In fact, he felt that on certain days he was a rather strange personality.
He saw himself as a pilgrim, but he had no goal and neither did he have a map.
He wanted to go directly to a place where he felt lost, with no detours.
Early in the morning, as though he were talking about the world, Calvino said of the only machine he had at home, “As it is, it never worked, and now it’s got spoiled!”
However, to make up for it, it was almost noon. Time was passing by.
Calvino, it must be added, did not like to stop (to see shop windows?!) — he liked to walk.
He did not like to accelerate or slow down his pace.
When he was late, he did not speed up. He would simply arrive late.
And he hated waiting. Therefore, when he knew that he was early for a meeting he did not change his route, but instead changed his trajectory within it. He did not stop. He walked down the same street, but in a different way.
When he was very early, he would do this
And when he was really very, very early, he would do this
He was now walking down the street at a merry pace, as though the (faceless) muscles in his legs had a millimetric technique of being in a good or bad mood. In fact, his legs were in a good mood, there was just no other way of describing it.
At that moment a pair of lovers walked by him, who, in between nibbling each other’s lips and murmuring words less than a centimeter away from each other, were having a great deal of fun in that minuscule space between them, where someone had undoubtedly built an amusement park that was invisible to other people.
Calvino particularly noted the impeccably stupid face of the man in question. “He lacks ideas,” he thought, “but for the time being he is not missing them: he’s in love.”
Subsequently, Calvino’s attention was captured by the beating of his heart, as though it were a sort of regular and monotonous music. With his hand on his breast he carefully listened to that wearying music, aware that, after all, this was what allowed him to stay alive. The repetition saved the organism from inside, but on the outside it was indispensable to be prepared for surprises, invasions, defeats, sudden leaps, and other perils.
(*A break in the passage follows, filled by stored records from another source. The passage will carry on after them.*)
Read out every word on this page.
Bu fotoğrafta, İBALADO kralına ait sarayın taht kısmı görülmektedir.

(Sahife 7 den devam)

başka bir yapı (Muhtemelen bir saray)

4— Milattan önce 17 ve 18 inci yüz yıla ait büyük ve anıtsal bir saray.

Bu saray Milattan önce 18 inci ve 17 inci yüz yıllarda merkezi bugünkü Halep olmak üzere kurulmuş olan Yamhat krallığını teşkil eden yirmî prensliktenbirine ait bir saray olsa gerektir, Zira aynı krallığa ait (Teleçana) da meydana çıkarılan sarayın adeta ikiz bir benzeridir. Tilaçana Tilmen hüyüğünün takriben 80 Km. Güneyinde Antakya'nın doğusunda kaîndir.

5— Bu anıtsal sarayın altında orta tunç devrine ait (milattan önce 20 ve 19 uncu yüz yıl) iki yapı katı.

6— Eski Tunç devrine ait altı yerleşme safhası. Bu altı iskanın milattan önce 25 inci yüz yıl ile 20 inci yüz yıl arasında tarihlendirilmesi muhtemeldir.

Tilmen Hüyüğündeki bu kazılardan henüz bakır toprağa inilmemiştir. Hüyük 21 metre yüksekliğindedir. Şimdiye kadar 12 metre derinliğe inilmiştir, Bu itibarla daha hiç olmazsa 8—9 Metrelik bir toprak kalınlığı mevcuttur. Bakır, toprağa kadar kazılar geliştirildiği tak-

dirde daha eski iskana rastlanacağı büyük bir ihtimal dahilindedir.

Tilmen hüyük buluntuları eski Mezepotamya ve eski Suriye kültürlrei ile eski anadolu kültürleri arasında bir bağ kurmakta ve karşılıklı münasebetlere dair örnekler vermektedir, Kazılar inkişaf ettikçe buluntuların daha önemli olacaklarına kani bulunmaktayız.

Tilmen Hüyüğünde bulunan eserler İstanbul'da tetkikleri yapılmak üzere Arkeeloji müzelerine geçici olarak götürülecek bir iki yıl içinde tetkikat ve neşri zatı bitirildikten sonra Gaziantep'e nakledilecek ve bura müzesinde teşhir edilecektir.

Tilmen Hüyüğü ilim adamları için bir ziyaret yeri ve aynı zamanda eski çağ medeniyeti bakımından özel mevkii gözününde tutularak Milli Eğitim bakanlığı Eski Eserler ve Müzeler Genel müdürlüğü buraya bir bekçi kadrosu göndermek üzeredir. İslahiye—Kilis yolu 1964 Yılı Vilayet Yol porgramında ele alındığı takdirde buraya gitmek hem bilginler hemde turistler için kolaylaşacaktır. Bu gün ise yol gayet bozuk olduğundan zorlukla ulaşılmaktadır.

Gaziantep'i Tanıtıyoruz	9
In a certain way, Calvino did not remember the novelties that were in store for him tomorrow — and this cheered him up immensely. He had forgotten what was going to happen the following day — and this lack of recollection, which is commonly called an inability to predict the future — was a kind of existential reference.
Of course, he never made errors like this:
Buying a (very expensive) ticket, to enter a place where there was no space.
Suddenly, however, he was interrupted. When one is thinking (thought Calvino) one is interrupted as though one was doing nothing at all, people talk to one as though they were talking to an idler:
“Sir … where is rue Le Grand?”
Calvino immediately replied, “First right, then second left. Then go up the street till the end and there it is. It’s a long walk,” he murmured, sympathetically, to the lost man.
The man thanked him and went away.
Calvino had no idea where rue Le Grand was located.
Calvino did not have enough words to go a day without making things up (some people called this lying). He shrugged his shoulders. It was not a question of revenge, since Calvino was not someone who harbored such feelings. It was simply a reaction to a refined rudeness, this mania that the world had, of disorientingly interrupting, at all hours of the day, those who were lost in their thoughts with requests for clarifications.